そう考えて焦る心を落ち着かせながら、静雄は部室棟から端の体育倉庫まで探してみることにした。


武道場を探し終えた頃には、昼休みも終わりを迎えようとしていた。
もしかしたら教室に戻っているかもしれない。門田たちに連絡が入っているかもしれない。
そんな望みをかけて、教室に戻ろうかと思った時。

不意に静雄の目に、体育倉庫の前に居座る先輩二人の姿を見つけた。あの顔は何となく見覚えがある。つい先日、静雄が人間離れした力を失う原因になったかもしれない喧嘩をふっかけてきた輩の内の二人だ。
さっさと立ち去るのが最善――そう思ったのだけれど。
もし臨也がこの辺りを通ったなら、尋ねれば何か分かるかもしれない。短ランに真っ赤なシャツなんて、珍しいこと他ならないのだから。

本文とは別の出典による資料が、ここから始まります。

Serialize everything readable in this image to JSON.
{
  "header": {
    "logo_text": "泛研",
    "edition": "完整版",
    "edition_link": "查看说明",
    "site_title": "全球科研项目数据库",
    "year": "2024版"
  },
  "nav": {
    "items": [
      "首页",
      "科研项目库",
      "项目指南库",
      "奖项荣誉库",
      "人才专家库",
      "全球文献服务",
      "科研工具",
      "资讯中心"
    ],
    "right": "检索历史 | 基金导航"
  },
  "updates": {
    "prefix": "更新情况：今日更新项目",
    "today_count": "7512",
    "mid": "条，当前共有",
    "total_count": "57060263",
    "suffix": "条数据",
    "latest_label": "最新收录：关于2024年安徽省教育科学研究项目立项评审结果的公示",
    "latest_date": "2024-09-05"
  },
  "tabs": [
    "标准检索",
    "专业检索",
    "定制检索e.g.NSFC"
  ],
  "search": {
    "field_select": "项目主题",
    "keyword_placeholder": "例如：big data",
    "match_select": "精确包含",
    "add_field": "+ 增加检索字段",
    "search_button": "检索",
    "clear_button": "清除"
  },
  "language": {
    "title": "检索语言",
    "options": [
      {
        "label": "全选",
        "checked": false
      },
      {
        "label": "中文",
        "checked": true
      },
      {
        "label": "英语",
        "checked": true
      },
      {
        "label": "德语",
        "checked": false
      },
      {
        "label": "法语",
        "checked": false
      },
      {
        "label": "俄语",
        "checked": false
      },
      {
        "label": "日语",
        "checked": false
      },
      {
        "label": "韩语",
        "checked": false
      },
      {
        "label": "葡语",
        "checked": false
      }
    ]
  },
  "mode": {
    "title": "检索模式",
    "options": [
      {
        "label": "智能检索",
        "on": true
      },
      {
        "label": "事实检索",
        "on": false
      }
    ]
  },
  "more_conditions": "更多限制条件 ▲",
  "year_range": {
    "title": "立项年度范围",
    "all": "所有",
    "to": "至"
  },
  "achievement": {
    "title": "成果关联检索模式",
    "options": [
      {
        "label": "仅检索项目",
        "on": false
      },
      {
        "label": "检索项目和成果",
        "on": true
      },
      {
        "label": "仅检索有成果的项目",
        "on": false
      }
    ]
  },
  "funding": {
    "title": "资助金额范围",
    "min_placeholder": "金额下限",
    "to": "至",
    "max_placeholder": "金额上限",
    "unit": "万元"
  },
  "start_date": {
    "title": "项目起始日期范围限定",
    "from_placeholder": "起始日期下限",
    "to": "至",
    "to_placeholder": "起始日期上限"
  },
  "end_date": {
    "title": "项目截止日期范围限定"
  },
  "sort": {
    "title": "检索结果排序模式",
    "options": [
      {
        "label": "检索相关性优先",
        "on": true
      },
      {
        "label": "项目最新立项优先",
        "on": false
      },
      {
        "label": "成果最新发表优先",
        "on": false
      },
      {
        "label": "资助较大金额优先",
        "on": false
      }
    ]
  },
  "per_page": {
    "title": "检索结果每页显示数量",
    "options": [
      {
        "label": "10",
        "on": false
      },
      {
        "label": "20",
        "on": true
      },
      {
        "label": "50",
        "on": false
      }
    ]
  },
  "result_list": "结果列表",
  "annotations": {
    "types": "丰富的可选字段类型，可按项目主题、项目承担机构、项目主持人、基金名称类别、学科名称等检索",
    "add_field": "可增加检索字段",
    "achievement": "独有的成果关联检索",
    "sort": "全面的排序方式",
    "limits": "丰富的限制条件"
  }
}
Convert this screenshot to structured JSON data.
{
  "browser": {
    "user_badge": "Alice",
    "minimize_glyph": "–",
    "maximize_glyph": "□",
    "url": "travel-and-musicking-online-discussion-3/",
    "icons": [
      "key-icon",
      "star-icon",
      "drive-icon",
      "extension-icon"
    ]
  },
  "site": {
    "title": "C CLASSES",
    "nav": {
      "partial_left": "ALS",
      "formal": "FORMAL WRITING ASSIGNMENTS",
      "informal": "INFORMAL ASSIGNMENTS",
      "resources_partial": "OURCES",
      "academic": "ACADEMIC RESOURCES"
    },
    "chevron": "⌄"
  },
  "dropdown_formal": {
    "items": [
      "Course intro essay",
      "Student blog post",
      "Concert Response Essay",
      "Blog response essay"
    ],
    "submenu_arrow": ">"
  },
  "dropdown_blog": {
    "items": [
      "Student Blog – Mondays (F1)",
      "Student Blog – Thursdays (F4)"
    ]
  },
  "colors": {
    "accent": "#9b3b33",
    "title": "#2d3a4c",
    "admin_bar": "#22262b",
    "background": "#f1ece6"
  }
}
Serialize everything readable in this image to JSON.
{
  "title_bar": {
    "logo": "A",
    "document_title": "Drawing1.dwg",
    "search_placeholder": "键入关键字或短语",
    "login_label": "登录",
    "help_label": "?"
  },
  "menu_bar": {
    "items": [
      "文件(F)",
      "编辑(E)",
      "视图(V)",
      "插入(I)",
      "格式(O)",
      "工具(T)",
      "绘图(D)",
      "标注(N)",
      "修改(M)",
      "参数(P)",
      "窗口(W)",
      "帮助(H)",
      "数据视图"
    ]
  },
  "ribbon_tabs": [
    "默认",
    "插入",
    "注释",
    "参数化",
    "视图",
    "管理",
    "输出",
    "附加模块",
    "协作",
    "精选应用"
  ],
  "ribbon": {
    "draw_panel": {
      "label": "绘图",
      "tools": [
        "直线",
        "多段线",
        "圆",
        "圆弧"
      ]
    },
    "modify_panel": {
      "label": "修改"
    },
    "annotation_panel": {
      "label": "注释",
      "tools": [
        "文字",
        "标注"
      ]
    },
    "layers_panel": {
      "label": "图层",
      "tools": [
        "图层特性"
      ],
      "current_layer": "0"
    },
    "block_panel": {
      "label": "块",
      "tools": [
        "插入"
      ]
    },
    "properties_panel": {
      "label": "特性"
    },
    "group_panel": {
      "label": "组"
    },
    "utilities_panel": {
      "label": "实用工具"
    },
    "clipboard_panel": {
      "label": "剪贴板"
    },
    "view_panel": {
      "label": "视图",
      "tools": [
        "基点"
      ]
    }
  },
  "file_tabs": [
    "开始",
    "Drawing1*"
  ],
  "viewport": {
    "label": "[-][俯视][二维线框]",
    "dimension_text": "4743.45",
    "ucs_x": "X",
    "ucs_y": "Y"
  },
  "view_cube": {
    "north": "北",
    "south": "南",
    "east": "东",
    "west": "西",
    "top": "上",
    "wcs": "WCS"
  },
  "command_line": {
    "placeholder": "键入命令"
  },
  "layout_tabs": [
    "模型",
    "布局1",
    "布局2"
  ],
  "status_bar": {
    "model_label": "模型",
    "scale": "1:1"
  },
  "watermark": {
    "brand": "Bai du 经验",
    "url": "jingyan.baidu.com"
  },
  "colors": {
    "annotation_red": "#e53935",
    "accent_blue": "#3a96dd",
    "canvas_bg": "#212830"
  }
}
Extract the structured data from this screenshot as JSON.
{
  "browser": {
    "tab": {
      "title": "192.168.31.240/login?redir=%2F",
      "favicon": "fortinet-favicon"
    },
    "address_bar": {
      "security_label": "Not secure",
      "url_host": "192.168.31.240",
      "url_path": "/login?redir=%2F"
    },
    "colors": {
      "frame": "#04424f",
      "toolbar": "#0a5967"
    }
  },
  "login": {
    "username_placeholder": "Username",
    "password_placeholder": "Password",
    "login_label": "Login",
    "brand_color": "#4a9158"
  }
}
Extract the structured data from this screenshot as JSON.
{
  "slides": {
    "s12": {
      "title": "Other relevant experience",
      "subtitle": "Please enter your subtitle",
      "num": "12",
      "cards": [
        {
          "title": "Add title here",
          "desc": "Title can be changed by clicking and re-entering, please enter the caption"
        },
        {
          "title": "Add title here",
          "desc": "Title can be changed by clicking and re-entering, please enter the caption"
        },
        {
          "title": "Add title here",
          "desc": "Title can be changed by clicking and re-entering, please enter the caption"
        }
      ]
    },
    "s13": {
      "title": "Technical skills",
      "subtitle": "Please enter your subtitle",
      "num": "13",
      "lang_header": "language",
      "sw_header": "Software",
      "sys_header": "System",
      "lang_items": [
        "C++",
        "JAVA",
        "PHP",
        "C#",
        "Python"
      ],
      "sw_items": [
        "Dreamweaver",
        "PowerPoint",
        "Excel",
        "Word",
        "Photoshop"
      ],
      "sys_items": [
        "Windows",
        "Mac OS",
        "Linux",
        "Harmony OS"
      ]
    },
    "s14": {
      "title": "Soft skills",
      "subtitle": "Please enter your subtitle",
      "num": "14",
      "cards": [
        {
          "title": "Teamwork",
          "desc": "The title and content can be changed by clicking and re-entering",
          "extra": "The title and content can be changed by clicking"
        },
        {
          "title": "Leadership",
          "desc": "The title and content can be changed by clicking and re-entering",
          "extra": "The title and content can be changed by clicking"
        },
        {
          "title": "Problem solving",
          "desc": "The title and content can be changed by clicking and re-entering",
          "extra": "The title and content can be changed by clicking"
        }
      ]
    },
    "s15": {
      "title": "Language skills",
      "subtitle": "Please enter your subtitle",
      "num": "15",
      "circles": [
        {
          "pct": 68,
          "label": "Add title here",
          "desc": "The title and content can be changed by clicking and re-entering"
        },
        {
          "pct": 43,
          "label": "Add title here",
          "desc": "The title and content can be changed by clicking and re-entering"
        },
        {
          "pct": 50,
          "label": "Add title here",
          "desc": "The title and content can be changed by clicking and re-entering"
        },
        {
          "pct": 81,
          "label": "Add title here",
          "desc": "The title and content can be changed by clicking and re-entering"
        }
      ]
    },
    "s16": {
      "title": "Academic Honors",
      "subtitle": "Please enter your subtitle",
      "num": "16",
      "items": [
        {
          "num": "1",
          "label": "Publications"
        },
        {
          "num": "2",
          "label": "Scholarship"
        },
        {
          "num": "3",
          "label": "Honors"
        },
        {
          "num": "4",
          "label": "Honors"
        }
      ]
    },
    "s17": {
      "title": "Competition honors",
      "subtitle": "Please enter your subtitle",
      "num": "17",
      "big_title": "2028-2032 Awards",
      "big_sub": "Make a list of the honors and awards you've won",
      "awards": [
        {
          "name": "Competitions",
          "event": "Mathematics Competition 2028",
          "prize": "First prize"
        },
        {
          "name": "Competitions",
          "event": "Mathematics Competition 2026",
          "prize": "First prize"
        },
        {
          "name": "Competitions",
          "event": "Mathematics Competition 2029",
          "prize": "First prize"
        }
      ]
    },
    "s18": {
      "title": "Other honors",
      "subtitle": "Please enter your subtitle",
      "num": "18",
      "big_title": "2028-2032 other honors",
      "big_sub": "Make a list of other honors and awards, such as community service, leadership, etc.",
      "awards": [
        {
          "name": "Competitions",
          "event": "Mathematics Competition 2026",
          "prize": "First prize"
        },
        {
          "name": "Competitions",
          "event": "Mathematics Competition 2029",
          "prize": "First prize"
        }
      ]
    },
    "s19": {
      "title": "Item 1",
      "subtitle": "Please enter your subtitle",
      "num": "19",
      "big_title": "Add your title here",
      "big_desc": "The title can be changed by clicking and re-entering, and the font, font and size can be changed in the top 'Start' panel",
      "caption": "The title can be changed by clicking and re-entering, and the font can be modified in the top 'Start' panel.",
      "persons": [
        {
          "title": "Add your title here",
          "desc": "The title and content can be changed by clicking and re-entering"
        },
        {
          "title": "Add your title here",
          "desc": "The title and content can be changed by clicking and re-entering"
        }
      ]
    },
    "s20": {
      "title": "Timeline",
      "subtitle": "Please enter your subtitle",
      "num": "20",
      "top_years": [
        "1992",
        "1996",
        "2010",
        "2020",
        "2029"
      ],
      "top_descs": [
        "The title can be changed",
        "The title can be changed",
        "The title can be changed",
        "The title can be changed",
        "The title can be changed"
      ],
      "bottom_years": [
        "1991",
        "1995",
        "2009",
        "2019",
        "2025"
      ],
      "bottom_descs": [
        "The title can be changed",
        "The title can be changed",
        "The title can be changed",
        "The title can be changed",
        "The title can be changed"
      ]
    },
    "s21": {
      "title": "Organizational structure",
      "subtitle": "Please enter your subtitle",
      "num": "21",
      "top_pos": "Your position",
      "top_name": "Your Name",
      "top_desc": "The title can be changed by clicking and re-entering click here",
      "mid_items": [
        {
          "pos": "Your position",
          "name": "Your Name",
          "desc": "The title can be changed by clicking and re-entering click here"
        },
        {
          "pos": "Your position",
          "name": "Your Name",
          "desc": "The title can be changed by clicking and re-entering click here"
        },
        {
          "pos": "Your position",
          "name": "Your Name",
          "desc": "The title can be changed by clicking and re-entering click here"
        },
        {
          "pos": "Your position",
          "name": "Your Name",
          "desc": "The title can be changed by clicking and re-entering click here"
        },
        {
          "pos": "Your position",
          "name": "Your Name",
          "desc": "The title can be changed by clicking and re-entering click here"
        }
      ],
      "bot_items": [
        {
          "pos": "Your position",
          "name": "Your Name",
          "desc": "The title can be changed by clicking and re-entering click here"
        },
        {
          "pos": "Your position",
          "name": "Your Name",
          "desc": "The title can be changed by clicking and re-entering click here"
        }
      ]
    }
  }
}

静雄は意を決して近づく。思い切り睨まれ、喧嘩を売っているのかと言ってやりたくなりながらもそれを押さえ込んだ。ここでキレても意味がないし、今のままでは敵わない確率が高い。
何だよ、と警戒心で満ちた声をかけられ、静雄は出来る限りの丁寧な言葉で問いかけた。

「臨也を…短ランで赤いシャツ着た奴、見なかったすかね?」

静雄の言葉に、二人はチラリと視線を交わす。それから、知らないな、とあっさりと返事が返ってきた。
勿論疑わしいとも思ったけれど、一応先輩なのだから、嘘じゃないかと問うのも憚られる。
自分を納得させて、立ち去ろうと踵を返した時だった。

ふと、聞き慣れた声が耳を掠めた。
反射的に辺りを見回すも、周囲に人はいない。
――もしかして。いやでも、まさか。
半信半疑で向き直れば、先刻の二人は倉庫を楽しそうに見やっていた。
かたん。今度は音が響く。それも、体育倉庫から。

ゴッ
鈍い音が鳴った。不良めいた先輩の片方が、驚愕した顔で横凪ぎに倒れ込む。もう片方がテンポが遅れて振り返れば、そこには先刻立ち去ったと思っていた男の姿があった。
――けれど、先程までとは放つ空気が決定的に違う。
そうだ、こいつは平和島静雄。あの、人知を超えた怪力の持ち主。
…けれど、恐怖に震える彼の隣に倒れた男は、フラフラしながら上体を起こす。

「痛ぇじゃねぇか手前!!」

「…は?」

恐怖に呆気を交えた彼に対し、殴られた本人はフラフラしながら立ち上がった。脳震盪でも起こしているのだろう。
静雄はきゅっと目を細めて拳を見つめると、目の前の二人を破るべく睨み付けた。

もしこの二人が何も悪くなくても、自分は知ったことではないのだ。
どんなに力がなくても、どんなに殴られたとしても、自分は平和島静雄に変わりないのだから。